La Ypsilon iniziale della scritta Ytalia, inoltre, richiama l’antico simbolo della “teoria degli opposti” (cioè il bivio ideale dei sentieri iniziatici del bene e del male), uno dei pilastri della mitica tradizione pitagorica.

La Schola Italica di Pitagora, il pensatore di Samo vissuto nella prima metà del VI sec. a. C. e giunto a Crotone nel 530 - dove fondò la sua comunità, rappresenta il nucleo centrale di quella teoria del “primato italiano” che vide nei pitagorici la vera origine della filosofia occidentale, così come fu espresso da Vincenzo Cuoco nel Platone in Italia: «I Pittagorici erano italiani: cerchiamo la ragion delle loro cose in Italia».

Questo simbolo si ritrova anche nell’Eneide: era il ramo d’oro rinvenuto dall’eroe virgiliano per il suo viaggio nell’oltretomba; un ramo biforcuto, le cui divaricazioni - la destra ad indicare i Campi Elisi e la sinistra, invece, il Tartaro - esprimono il dualismo bene/male aventi, in realtà, la stessa origine.

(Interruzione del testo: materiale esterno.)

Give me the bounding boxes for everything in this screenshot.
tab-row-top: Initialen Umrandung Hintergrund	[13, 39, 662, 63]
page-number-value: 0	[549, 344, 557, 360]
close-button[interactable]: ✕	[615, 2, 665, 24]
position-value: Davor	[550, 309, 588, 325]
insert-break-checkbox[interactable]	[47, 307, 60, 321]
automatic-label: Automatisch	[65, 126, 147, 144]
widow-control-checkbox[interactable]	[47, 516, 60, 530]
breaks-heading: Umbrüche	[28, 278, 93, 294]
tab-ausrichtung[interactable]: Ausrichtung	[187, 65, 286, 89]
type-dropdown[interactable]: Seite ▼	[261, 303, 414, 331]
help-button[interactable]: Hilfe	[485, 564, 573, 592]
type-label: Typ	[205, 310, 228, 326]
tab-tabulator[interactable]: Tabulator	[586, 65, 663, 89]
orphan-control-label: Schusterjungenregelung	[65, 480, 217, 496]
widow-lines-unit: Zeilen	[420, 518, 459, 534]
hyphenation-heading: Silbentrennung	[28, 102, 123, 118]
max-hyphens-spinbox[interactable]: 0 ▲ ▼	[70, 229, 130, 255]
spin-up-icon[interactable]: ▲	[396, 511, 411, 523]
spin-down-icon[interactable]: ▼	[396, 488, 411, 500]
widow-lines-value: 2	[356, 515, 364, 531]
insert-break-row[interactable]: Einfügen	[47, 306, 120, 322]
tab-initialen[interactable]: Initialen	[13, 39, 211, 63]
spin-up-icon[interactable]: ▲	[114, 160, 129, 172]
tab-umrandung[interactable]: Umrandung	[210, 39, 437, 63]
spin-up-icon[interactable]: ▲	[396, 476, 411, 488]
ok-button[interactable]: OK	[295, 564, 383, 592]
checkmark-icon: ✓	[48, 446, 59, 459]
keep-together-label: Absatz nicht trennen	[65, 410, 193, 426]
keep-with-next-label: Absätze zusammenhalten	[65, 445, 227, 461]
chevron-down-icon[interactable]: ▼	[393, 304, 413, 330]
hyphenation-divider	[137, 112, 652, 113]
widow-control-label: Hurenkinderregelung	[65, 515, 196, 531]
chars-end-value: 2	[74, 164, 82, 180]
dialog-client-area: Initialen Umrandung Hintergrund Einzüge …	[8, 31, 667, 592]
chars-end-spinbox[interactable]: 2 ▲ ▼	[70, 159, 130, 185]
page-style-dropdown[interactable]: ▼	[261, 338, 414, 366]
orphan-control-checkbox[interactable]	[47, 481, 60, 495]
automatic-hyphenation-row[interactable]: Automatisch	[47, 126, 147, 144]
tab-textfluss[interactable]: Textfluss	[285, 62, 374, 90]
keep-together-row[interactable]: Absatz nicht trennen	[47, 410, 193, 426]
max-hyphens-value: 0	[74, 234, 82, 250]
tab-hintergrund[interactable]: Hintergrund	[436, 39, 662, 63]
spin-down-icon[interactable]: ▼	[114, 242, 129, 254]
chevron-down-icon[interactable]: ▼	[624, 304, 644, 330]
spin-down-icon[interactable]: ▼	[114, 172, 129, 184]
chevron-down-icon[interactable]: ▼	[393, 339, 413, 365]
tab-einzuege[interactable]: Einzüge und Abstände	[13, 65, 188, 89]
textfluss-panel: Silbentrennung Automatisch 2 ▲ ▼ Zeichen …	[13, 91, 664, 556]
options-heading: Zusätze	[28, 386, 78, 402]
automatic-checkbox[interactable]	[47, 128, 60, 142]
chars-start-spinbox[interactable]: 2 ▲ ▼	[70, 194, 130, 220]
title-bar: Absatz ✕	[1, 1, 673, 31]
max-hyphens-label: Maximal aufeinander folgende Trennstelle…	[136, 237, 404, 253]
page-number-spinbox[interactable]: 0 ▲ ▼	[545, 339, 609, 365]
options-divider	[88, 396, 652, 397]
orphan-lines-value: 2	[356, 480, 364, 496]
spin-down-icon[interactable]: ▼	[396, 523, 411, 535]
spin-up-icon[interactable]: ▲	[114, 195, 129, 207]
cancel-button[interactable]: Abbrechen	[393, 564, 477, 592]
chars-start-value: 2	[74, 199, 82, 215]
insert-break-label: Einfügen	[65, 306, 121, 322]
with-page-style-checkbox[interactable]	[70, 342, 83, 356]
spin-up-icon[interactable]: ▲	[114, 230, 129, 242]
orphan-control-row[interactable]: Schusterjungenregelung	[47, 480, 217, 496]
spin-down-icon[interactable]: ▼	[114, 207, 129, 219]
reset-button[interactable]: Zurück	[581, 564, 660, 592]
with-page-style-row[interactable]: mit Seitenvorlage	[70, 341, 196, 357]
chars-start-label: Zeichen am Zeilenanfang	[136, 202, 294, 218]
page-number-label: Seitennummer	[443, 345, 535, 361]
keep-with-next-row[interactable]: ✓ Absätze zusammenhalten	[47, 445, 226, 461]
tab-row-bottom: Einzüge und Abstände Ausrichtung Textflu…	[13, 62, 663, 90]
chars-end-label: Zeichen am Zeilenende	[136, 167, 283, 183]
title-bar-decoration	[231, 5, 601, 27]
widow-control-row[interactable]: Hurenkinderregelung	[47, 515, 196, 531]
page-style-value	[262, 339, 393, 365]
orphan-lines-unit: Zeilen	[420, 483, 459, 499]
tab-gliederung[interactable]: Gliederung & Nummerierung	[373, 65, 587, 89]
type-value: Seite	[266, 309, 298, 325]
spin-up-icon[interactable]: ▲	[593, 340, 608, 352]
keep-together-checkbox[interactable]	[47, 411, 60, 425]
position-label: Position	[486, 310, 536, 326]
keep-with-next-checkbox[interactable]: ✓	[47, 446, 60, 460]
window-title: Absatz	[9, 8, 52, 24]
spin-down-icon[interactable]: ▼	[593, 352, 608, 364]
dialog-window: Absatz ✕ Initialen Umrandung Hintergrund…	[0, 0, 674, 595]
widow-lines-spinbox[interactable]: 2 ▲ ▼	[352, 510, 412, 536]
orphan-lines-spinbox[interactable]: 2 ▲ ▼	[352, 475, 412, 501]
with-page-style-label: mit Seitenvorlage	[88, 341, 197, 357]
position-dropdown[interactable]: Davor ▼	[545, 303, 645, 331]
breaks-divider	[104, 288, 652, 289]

La tradizione del ramo d’oro arrivò fino al medioevo, a cui venne attribuito per analogia l’immagine dell’albero della vita. Indicative a riguardo sono le parole di René Guénon riportate da Marcello Veneziani nel saggio Lettera agli italiani: «Da Pitagora a Virgilio da Virgilio a Dante, la “catena della tradizione” non fu senza dubbio rotta sulla terra d’Italia», accostando alla triade degli autori antichi la nuova triade moderna dei filosofi Vico-Gioberti-Cuoco.

Un’ultima osservazione: è altresì affascinante constatare come quest’opera di Cimabue sia custodita nella Basilica superiore di Assisi, città di San Francesco, Patrono d’Italia.

 

Gianluca Rizzi

 

Bibliografia: Cenni di Pepe, detto Cimabue (voce) di M. Boskovits, Dizionario Biografico degli Italiani, 1979, vol. 23 [In rete] ‹treccani.it/enciclopedia/cenni-di-pepe-cimabue_ (Dizionario-Biografico)› [URL consultato il 7 gennaio 2023]; M. Andaloro, Ancora una volta sull’Ytalia di Cimabue, in «Arte Medievale - Periodico internazionale di critica dell’arte medievale», 2, 1984, pp. 143-181; Pitagora e Pitagorismo (voce) di G. Coppola, G. Calogero, G. Diaz De Santillana, A. Lidonnici, Enciclopedia Italiana, 1935 [In rete] ‹treccani.it/enciclopedia/pitagora-e-pitagorismo_%28Enciclopedia-Italiana%29/› [URL consultato il 10 gennaio 2023]; M. Veneziani, Lettera agli italiani. Per quelli che vogliono farla finita con questo paese, Venezia, Marsilio, 2015; V. Cuoco, Platone in Italia, Torino, 1852.